About 7:45 or 8:00 p.m., there’s a little rush hour here of folks walking to the strand, some with drinks in hand, all ready to watch the big orb drop slowly into the surf.

Most carry their phones, others have cameras. My first night here I happened upon a sunset beach wedding. Though I usually like to people-watch, for Siesta Key sunsets I keep my eyes trained on the sky. Most people do.

What is it about elemental pleasures that so soothe and satisfy? I’m not sure. But I do know that vacations awaken our ability to seek them out and be part of them again.

The Sand

The Sand

It’s the first beach day I’ve woken up to rain, so instead of rushing off on an early morning jaunt I’m taking a lazier approach to the day. I’m thinking about the walks I’ve taken here this year and the lusciousness of the sand on this beach.

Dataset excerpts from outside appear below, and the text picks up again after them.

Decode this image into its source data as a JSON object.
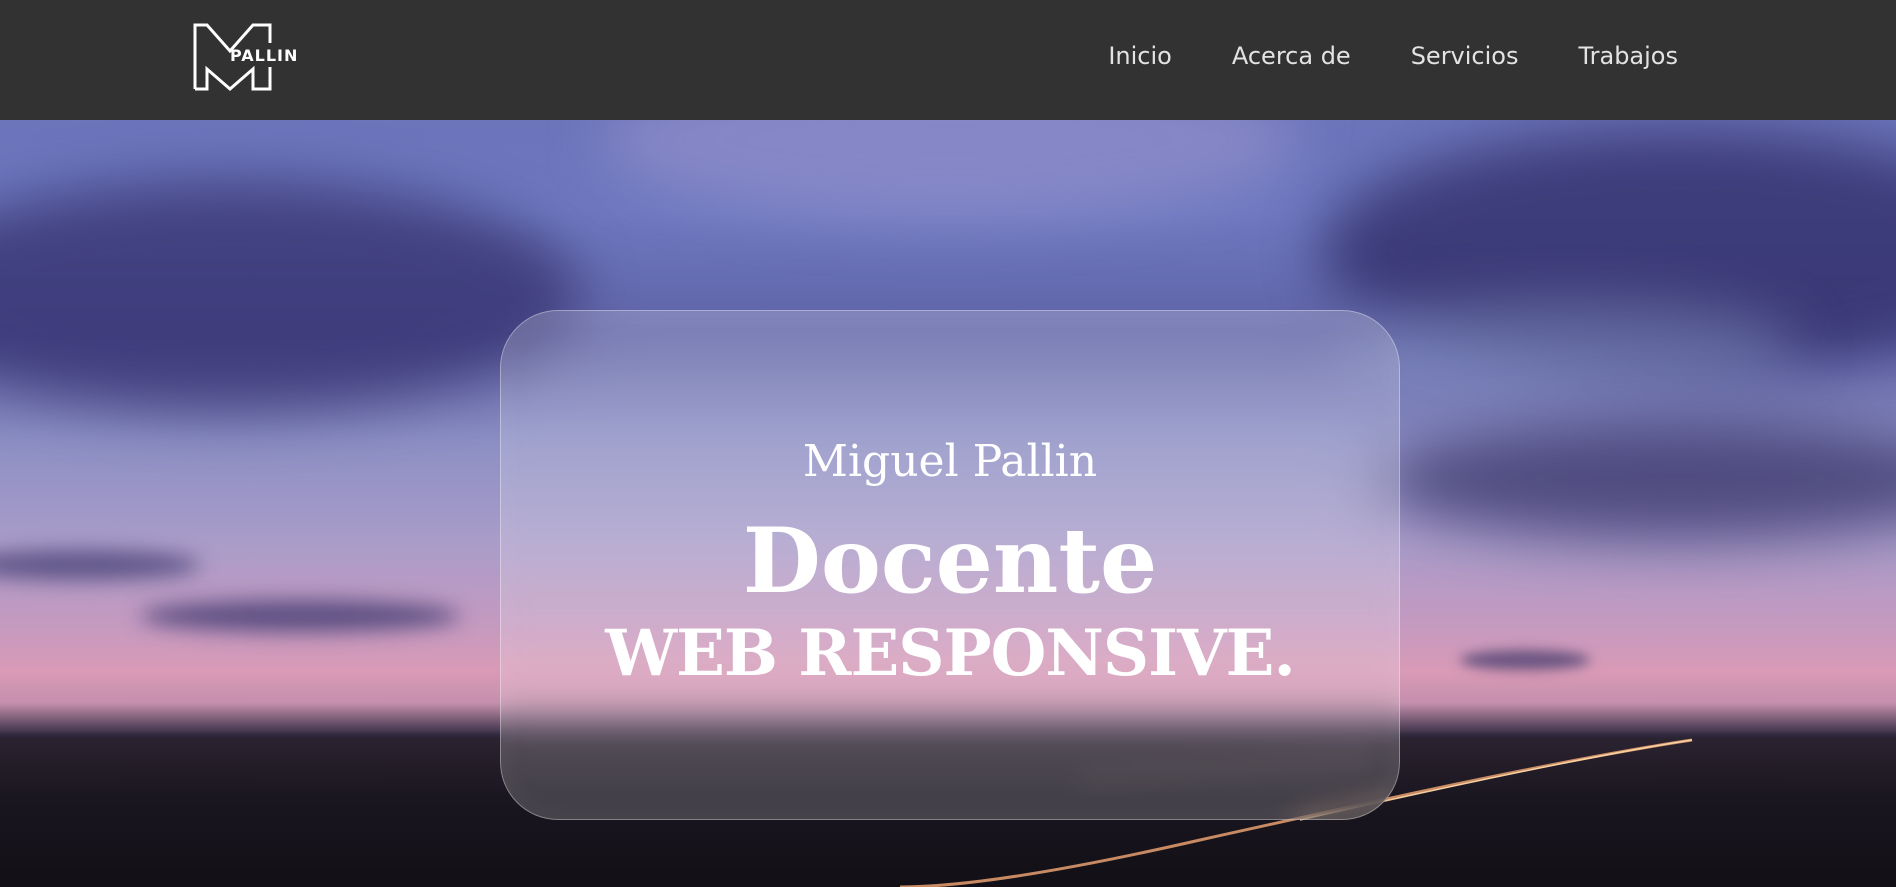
{
  "header": {
    "logo_text": "PALLIN",
    "nav": [
      {
        "label": "Inicio"
      },
      {
        "label": "Acerca de"
      },
      {
        "label": "Servicios"
      },
      {
        "label": "Trabajos"
      }
    ]
  },
  "hero": {
    "name": "Miguel Pallin",
    "role": "Docente",
    "subtitle": "WEB RESPONSIVE."
  },
  "colors": {
    "header_bg": "#333232",
    "nav_text": "#e3e3e3",
    "hero_text": "#ffffff"
  }
}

And it is marvelous. More like flour or confectioners sugar, powdery and fine and so, so white. It never burns the feet. 
To run my toes through it, or my hands when I’m lying face down (well slathered with number 50 sunscreen, of course) is to know the soul of summer.

I found a little brochure written by the Chamber of Commerce extolling the local sand. It’s formed almost entirely of quartz, apparently, with very little shell matter, which accounts for its fine-sifted character. 
All I know is that it’s soft and warm and enticing. Kind of like a beach vacation.